Whether it is automated login or crawler, always around the CAPTCHA, this time to talk about python in the optical recognition of the CAPTCHA moduletesserocr
cap (a poem)pytesseract
。tesserocr
cap (a poem)pytesseract
is an OCR-recognition library for Python, but is actually a library for thetesseract
A layer of Python API wrapping done by thepytesseract
It's Google.Tesseract-OCR
engine wrappers; so they are at their coretesseract
Therefore, when installing thetesserocr
Before that, we need to install thetesseract
。
download and install
Download Address:/tesseract/tesseract-ocr-w64-setup-v4.0.0.
Once the download is complete, double-click to install, and you can check the box forAdditional language data(download)
option to install the language packs supported by OCR Recognition, but downloading the language packs is really slow, we can directly download the language packs from the/tesseract-ocr/tessdata/Download the zip file of the language pack, unzip it and place thetessdata-master
Copy the files in theTesseract
The installation directory of theC:\Program Files (x86)\Tesseract-OCR\tessdata
directory, and finally we configure the environment variables, we set theC:\Program Files (x86)\Tesseract-OCR
Add it to the environment variables. Go to a command prompt and typetesseract
If the following result is displayed, the configuration is complete
View the installed language packs:tesseract --list-langs
It shows that I have a total of 167 language packs installed that contain English or other characters.
test (machinery etc)
QR codes for experiments
Basic Usage Syntaxtesseract result
(tesseract image name generates file name)
in the end
From the results, it recognizes P, 2, and X, but recognizes C as G. The recognition is still high, so let's look at using it in python.

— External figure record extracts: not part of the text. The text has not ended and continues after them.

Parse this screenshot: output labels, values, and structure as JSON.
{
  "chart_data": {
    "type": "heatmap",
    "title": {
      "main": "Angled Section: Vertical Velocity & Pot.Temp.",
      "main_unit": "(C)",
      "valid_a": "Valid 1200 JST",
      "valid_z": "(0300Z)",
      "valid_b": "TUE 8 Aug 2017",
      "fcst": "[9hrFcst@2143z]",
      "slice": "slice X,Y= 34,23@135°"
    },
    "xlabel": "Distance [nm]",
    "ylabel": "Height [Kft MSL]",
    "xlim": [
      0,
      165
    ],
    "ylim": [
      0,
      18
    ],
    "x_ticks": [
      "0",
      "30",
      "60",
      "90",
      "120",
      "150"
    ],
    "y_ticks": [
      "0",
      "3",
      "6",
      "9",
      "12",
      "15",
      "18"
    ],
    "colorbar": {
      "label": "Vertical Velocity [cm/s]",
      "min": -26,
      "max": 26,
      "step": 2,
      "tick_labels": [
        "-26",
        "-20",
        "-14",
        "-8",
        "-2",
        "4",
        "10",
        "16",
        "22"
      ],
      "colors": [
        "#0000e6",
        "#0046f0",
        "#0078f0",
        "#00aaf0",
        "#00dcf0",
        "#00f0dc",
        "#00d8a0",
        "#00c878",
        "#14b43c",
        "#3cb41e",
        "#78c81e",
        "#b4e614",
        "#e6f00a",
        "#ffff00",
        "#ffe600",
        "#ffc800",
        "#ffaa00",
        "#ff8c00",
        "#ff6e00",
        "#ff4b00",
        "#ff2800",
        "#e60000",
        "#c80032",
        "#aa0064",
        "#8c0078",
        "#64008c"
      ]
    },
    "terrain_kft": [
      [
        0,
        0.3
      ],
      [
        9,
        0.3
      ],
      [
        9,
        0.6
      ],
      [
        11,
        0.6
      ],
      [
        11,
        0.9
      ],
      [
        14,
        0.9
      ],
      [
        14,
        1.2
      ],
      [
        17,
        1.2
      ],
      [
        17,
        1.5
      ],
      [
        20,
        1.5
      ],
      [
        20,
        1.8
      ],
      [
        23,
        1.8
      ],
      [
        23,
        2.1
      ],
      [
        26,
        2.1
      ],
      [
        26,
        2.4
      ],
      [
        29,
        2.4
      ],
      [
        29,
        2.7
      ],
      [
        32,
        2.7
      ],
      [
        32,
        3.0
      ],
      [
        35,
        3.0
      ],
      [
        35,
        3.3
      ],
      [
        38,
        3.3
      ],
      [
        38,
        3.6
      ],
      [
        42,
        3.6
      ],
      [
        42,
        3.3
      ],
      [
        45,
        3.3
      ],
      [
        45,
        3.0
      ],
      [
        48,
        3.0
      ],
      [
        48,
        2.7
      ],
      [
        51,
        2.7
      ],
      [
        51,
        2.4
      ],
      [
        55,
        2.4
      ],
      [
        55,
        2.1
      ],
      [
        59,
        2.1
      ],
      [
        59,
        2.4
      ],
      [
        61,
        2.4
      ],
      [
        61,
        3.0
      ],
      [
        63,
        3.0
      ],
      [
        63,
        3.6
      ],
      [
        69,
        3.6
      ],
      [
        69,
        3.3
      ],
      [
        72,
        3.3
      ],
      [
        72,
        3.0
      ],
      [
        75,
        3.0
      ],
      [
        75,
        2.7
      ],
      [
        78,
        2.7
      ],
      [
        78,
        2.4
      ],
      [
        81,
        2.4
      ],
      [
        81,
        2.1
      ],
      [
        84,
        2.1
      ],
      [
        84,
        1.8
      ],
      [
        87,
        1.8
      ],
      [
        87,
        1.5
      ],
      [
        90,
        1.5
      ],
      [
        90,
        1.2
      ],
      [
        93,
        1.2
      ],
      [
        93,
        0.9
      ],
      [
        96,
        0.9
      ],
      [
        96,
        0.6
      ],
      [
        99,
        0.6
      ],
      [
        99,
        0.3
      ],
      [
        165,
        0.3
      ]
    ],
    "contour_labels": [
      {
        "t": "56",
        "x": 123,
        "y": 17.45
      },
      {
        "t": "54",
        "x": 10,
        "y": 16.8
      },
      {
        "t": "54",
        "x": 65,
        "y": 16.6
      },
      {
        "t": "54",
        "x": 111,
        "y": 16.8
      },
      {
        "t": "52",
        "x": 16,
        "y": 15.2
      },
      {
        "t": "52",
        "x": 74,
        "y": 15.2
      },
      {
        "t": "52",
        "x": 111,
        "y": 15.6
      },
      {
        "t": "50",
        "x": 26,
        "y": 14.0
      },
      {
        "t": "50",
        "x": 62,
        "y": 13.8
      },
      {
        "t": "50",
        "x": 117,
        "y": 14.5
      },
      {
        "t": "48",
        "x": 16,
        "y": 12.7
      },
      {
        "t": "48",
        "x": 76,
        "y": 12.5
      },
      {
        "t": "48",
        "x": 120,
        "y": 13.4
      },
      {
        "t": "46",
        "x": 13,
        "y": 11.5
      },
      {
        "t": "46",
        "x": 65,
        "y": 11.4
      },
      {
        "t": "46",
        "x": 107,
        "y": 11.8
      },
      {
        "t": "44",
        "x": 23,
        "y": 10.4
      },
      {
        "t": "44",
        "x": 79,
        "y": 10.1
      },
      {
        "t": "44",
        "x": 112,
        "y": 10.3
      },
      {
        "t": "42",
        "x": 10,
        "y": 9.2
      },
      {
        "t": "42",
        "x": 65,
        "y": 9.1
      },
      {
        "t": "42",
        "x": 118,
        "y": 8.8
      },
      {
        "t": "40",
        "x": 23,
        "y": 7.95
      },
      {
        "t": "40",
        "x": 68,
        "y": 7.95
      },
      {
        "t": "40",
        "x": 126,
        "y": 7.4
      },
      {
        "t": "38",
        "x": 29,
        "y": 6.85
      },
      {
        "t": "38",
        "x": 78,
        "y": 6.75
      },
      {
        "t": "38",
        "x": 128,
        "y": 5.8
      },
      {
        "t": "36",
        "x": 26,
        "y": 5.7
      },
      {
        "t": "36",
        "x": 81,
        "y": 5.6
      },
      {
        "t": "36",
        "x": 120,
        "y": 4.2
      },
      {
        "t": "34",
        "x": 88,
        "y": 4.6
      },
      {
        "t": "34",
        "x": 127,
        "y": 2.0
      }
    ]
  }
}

python introduces tesseract
The download and installation can be done using the pip command in python.pip install pytesseract
Captcha Recognition Script
import pytesseract from PIL import Image im=('') print(pytesseract.image_to_string(im))
in the end
The result is the same as above, individual characters are not recognized very accurately.
image processing
Now the website of the QR code design is usually very difficult to complex, if the direct recognition of the words is difficult to identify, the following code is gray-scale processing and binarization
import pytesseract from PIL import Image im=('') # Ash disposal im=('L') # This is the binarization threshold # threshold=150 table=[] for i in range(256): if i<threshold: (0) else: (1) #Convert to binary image via table, 1's work as white, 0's are black im=(table,"1") () print(pytesseract.image_to_string(im))
original figure
After Graying and Binarization
This is the whole content of this article.